Revenons alors à ce qui sépare ce qui serait un motif (celui de passage) de ce que j’appelle, faute de mieux et pour l’instant, une structuration de signes. Alors que le motif se donne à voir en pleine lumière, sur la face lisse et visible du texte, qu’il est donné comme pré-existant au texte (le motif du passage est stocké dans la mémoire culturelle) et qu’il se suffit à lui-même, le signe, pour être reconnu comme signe, doit être rapproché d’un autre signe, c’est-à-dire entrer dans une structuration montée ou acceptée par l’écriture. Cette façon de poser le problème suppose que par signe on entende soit un simple signe, soit un ensemble plus ou moins complexe de signes, en ajoutant cependant que dans la perspective où je me situe un signe isolé ne constitue pas un signe. C’est en fait ce rapport de signe à signe que j’appelle structuration. Cette flexibilité et cette facilité que je me donne est ce qui me permet de passer au niveau de l’abstraction, qui, comme je l’ai dit au chapitre précédent, véhicule une représentation spécifique de la réalité et sans l’aide de laquelle les grandes composantes de la morphogénèse textuelle ne seraient pas perceptibles.
Ces rapports complexes de signes à signes sont gérés en dernière instance par une tension qui s’établit entre les deux termes d’une opposition qu’il s’agisse soit d’un concept problématisé (médiation salvatrice/médiation trompeuse, (Livre du Bon Amour),soit d’une opposition franche entre deux concepts inconciliables (Discriminé/Indiscriminé), soit encore de deux termes qui se présentent circonstanciellement dans une situation de confrontation et de contradiction (Je/Il vs Je/Toi, Lazarillo de Tormes).
La prégnance et le dynamisme de cette ou de ces tensions fait de celle(s)-ci un (ou des) éléments du texte, un point nodal où vient constamment se resourcer l’écriture, s’y défaire pour renaître sous des réalisations changeantes et variée qui, cependant, gardent toujours en mémoire leurs origines conceptuelles, qu’elles ne cessent de reproduire dans le schéma de leur organisation. Ainsi la structuration, au sens où je l’entends, est-elle première ; elle est ce qui contruit la cohérence, passage obligé du message et de la communication intersubjective, matrice fondamentale et toujours présente, que l’écriture code et décode et dont elle occulte les contours, tout en ne cessant d’en reproduire le dynamisme fondateur.

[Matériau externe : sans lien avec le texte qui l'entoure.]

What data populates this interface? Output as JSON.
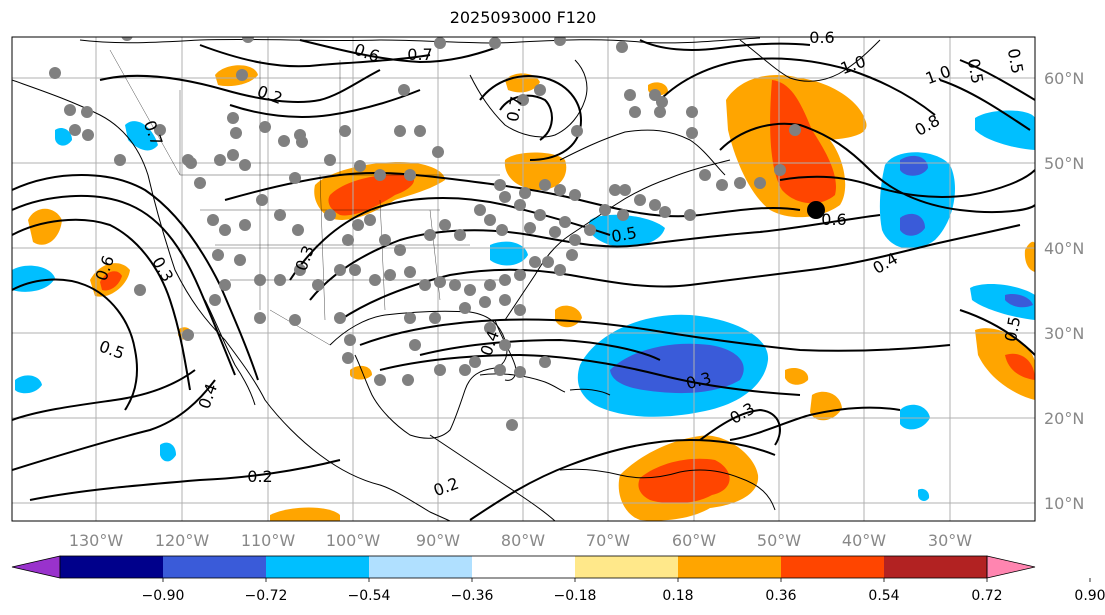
{
  "title": "2025093000 F120",
  "colors": {
    "anomaly_pos": [
      "#ffe88a",
      "#ffa500",
      "#ff4500",
      "#b22222",
      "#ff85b0"
    ],
    "anomaly_neg": [
      "#b0e0ff",
      "#00bfff",
      "#3a5bd9",
      "#00008b",
      "#9932cc"
    ],
    "contour": "#000000",
    "coast": "#000000",
    "grid": "#b0b0b0",
    "station_dot": "#808080",
    "marker": "#000000"
  },
  "lon_labels": [
    "130°W",
    "120°W",
    "110°W",
    "100°W",
    "90°W",
    "80°W",
    "70°W",
    "60°W",
    "50°W",
    "40°W",
    "30°W"
  ],
  "lat_labels": [
    "60°N",
    "50°N",
    "40°N",
    "30°N",
    "20°N",
    "10°N"
  ],
  "contour_labels": [
    "0.6",
    "0.7",
    "0.2",
    "0.6",
    "0.7",
    "0.6",
    "1.0",
    "0.8",
    "0.6",
    "0.5",
    "0.4",
    "0.3",
    "0.5",
    "0.3",
    "0.3",
    "0.4",
    "0.5",
    "0.4",
    "0.2",
    "0.2",
    "0.5",
    "0.3",
    "1.0",
    "0.5",
    "0.7"
  ],
  "colorbar": {
    "tick_labels": [
      "−0.90",
      "−0.72",
      "−0.54",
      "−0.36",
      "−0.18",
      "0.18",
      "0.36",
      "0.54",
      "0.72",
      "0.90"
    ],
    "segments": [
      "#9932cc",
      "#00008b",
      "#3a5bd9",
      "#00bfff",
      "#b0e0ff",
      "#ffffff",
      "#ffe88a",
      "#ffa500",
      "#ff4500",
      "#b22222",
      "#ff85b0"
    ]
  }
}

L’hypothèse de travail dont je suis parti, et qui m’a été elle-même proposée par des analyse de textes préalables, est que la chaîne de représentations, ou plutôt leur emboîtement, qui se donne à voir dans un texte, prend son origine dans une ou dans des représentations qui sont à l’extérieur du texte et qui peuvent ne pas être de nature discursive. Arrivé à ce point, je dois préciser que je ne me réfère pas seulement à des représentations qui pourraient être présentées en termes d’intertextes. Ces dernières correspondent, dans mon esprit, à des représentations déconstruites par d’autres représentations qui gèrent la dynamique de la production de sens. Je me demande, à la réflexion d’ailleurs, si le terme d’intertexte est ici approprié. Je l’utilise par habitude ou par commodité mais je pense que dans le cadre de mes réflexions le terme de représentation est préférable dans la mesur où l’intertexte, tel qu’on le conçoit généralement, peut être considéré comme une représentation tandis qu’une représentation déconstuite par l’écriture n’est pas forcément un intertexte mais peut correspondre- c’est à plusieurs reprises le cas dans les analyses que je présente- à une pratique discursive, voire à une pratique sociale.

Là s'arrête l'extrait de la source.